The EEOC found that the Army's:
  • Acknowledgment that Lusardi had been prevented from using the women's restroom solely due to other employees' anticipated discomfort over Lusardi's status as a transgender woman constituted direct evidence of discrimination, as such discomfort does not permit employers to implement discriminatory terms and conditions of employment. (Macy v. Holder, EEOC DOC 0120120821, (Apr. 20, 2012).
  • RestrictingLusardi's access to the women's restroom was an adverse action, because:
    • equal access to restrooms is a basic employment condition, and
    • the restriction resulted in Lusardi being segregated from other females in the workplace and deprived her of equal status.
  • Conditioning Lusardi's access to the women's restroom on Lusardi having surgery to complete her gender transition was improper because gender reassignment surgery is not a fundamental component of gender transition.
  • Refusing to use her correct name and gender on multiple occasions created a hostile work environment, rejecting the supervisor's contention that these instances were a mere "slip of the tongue" and not meant maliciously.
Relying on its 2012 decision in Macy v. Holder, which involved a government agency's failure to hire a transgender woman and held that claims of discrimination based on transgender status are cognizable as sex discrimination claims under Title VII, the EEOC held in this case that:
  • Denying a transgender employee the use of a restroom consistent with her gender identity constitutes sex discrimination under Title VII.
  • An employer's persistent failure to use a transgender employee's correct name and pronoun can also constitute sex discrimination if the conduct is sufficiently severe and pervasive to create a hostile work environment.

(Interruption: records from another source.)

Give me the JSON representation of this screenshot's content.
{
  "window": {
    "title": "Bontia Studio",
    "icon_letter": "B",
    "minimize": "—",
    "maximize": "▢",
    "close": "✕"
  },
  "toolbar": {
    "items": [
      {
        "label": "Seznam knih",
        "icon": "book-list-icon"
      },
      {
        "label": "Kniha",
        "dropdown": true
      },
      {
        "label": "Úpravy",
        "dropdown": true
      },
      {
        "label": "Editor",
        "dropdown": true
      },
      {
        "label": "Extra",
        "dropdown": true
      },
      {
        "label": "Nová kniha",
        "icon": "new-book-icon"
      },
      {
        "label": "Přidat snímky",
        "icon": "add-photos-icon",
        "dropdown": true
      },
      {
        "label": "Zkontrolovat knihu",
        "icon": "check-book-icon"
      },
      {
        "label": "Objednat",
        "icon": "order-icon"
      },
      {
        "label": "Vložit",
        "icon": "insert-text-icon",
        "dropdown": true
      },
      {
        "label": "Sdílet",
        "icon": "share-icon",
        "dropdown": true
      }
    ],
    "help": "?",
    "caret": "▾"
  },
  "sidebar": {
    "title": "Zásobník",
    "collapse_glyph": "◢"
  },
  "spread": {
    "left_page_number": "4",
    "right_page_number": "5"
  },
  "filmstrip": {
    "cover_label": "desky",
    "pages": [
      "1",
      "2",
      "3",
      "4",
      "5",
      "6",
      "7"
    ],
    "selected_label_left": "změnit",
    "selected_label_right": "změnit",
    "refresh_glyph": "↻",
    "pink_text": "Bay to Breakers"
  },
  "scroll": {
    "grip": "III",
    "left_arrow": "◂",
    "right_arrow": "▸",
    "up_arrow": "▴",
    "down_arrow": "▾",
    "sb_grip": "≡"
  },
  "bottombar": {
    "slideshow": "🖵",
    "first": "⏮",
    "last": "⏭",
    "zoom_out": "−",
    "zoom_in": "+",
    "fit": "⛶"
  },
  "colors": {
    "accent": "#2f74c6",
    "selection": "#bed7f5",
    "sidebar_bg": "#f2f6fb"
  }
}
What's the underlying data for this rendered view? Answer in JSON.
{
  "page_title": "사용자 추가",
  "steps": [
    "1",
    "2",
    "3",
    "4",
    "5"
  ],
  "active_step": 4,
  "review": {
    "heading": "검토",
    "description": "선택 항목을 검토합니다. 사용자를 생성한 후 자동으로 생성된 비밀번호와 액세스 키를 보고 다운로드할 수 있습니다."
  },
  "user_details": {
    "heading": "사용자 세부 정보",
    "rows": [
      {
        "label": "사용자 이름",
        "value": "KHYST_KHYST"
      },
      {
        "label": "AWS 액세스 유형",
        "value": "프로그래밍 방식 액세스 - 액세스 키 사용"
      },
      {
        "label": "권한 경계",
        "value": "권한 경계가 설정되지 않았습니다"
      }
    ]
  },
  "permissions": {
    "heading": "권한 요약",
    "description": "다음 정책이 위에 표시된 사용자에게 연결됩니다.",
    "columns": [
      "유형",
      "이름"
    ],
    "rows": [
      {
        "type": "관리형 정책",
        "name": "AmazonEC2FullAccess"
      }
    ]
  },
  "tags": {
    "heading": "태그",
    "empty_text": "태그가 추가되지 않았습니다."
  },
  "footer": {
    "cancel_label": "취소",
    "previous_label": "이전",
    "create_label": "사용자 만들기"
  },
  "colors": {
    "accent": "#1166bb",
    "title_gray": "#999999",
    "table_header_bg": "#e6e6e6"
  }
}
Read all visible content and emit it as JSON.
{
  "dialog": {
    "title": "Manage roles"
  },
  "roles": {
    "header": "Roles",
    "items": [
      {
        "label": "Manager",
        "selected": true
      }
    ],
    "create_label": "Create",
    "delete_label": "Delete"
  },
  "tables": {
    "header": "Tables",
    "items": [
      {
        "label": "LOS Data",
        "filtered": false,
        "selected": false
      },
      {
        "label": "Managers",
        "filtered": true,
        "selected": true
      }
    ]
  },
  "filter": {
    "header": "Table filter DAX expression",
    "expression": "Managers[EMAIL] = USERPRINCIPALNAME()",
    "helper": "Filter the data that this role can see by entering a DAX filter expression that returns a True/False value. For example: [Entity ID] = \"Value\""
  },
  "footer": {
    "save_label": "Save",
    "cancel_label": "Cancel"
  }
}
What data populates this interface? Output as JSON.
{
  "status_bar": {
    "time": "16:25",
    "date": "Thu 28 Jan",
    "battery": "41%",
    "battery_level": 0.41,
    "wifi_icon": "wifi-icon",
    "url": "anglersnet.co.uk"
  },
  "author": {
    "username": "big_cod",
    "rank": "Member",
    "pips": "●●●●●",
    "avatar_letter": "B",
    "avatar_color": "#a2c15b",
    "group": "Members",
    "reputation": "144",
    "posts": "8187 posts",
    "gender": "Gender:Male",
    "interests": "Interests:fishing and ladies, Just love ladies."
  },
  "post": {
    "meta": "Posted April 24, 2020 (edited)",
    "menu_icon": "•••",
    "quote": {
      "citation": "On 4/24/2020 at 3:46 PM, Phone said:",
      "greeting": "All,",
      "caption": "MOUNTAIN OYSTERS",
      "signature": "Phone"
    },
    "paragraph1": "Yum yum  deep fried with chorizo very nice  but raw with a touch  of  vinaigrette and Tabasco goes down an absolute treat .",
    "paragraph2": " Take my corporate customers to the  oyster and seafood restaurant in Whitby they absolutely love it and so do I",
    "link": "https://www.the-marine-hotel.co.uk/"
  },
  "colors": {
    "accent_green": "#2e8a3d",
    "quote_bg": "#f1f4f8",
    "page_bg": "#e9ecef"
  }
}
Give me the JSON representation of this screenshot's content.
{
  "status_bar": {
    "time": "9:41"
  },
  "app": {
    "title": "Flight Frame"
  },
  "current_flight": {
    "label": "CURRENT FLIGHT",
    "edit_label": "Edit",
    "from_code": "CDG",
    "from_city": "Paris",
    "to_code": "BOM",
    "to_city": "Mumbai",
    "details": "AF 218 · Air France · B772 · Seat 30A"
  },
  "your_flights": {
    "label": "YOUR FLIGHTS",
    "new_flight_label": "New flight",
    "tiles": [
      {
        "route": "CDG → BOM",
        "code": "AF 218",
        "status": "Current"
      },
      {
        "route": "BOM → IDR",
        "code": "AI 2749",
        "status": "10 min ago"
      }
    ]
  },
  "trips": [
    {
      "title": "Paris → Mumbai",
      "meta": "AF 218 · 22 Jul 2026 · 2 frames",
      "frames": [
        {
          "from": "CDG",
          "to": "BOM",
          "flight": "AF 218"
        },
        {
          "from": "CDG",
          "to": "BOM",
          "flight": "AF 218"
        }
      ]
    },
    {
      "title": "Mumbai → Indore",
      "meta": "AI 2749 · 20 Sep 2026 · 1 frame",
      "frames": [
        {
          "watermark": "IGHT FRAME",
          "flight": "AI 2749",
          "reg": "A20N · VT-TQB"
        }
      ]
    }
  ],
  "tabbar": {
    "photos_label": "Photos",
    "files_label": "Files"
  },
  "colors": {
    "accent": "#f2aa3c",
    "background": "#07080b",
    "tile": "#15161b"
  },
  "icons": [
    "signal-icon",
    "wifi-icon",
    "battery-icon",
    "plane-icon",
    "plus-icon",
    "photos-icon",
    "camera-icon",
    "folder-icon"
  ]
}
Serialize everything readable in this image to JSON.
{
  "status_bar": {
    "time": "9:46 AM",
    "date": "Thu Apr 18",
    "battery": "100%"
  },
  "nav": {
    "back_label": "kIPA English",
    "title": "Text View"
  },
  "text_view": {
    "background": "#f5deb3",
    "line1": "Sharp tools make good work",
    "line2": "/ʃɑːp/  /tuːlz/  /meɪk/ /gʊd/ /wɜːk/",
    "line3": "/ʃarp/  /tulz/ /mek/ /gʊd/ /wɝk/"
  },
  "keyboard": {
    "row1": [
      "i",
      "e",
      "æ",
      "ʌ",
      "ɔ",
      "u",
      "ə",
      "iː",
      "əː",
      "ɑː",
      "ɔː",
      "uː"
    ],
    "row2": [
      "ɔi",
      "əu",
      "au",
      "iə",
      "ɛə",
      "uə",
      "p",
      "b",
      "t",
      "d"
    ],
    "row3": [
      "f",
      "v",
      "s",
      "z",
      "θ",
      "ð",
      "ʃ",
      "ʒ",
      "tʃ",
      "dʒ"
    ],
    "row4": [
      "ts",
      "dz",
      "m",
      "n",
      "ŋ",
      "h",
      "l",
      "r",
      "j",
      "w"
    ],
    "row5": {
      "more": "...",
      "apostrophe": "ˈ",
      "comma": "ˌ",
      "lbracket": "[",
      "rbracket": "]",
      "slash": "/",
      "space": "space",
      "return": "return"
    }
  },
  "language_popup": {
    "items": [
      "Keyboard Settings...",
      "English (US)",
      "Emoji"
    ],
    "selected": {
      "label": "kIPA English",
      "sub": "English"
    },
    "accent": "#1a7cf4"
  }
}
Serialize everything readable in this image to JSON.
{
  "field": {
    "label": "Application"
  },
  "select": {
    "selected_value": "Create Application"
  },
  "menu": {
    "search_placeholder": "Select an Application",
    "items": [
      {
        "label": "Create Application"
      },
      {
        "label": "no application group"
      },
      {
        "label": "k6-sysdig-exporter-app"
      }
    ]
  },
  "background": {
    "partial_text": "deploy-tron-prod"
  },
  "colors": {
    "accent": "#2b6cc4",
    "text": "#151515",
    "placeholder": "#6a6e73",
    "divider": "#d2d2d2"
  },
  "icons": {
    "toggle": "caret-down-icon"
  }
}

Although Lusardi did not report her supervisor's conduct to management, the EEOC found that the Army had constructive knowledge of the supervisor's conduct because it was out in the open in front of other employees. The Army did not provide any evidence that it took prompt action to remedy the supervisor's conduct.

Practical Implications

The EEOC's decision is a binding decision on federal agencies which requires them to:
  • Prevent and remedy sexual harassment directed at transgender employees.
  • Provide access for transgender employees to a workplace restroom that corresponds to the employee’s gender identity.
Although the EEOC’s decision is not binding on private employers, this decision (as well as Macy) was approved by a vote of the full Commission and:
  • Reflects the EEOC’s official position that sex discrimination under Title VII includes gender identity discrimination.
  • Indicates that the EEOC will continue to focus attention on protecting transgender employees from workplace discrimination and harassment.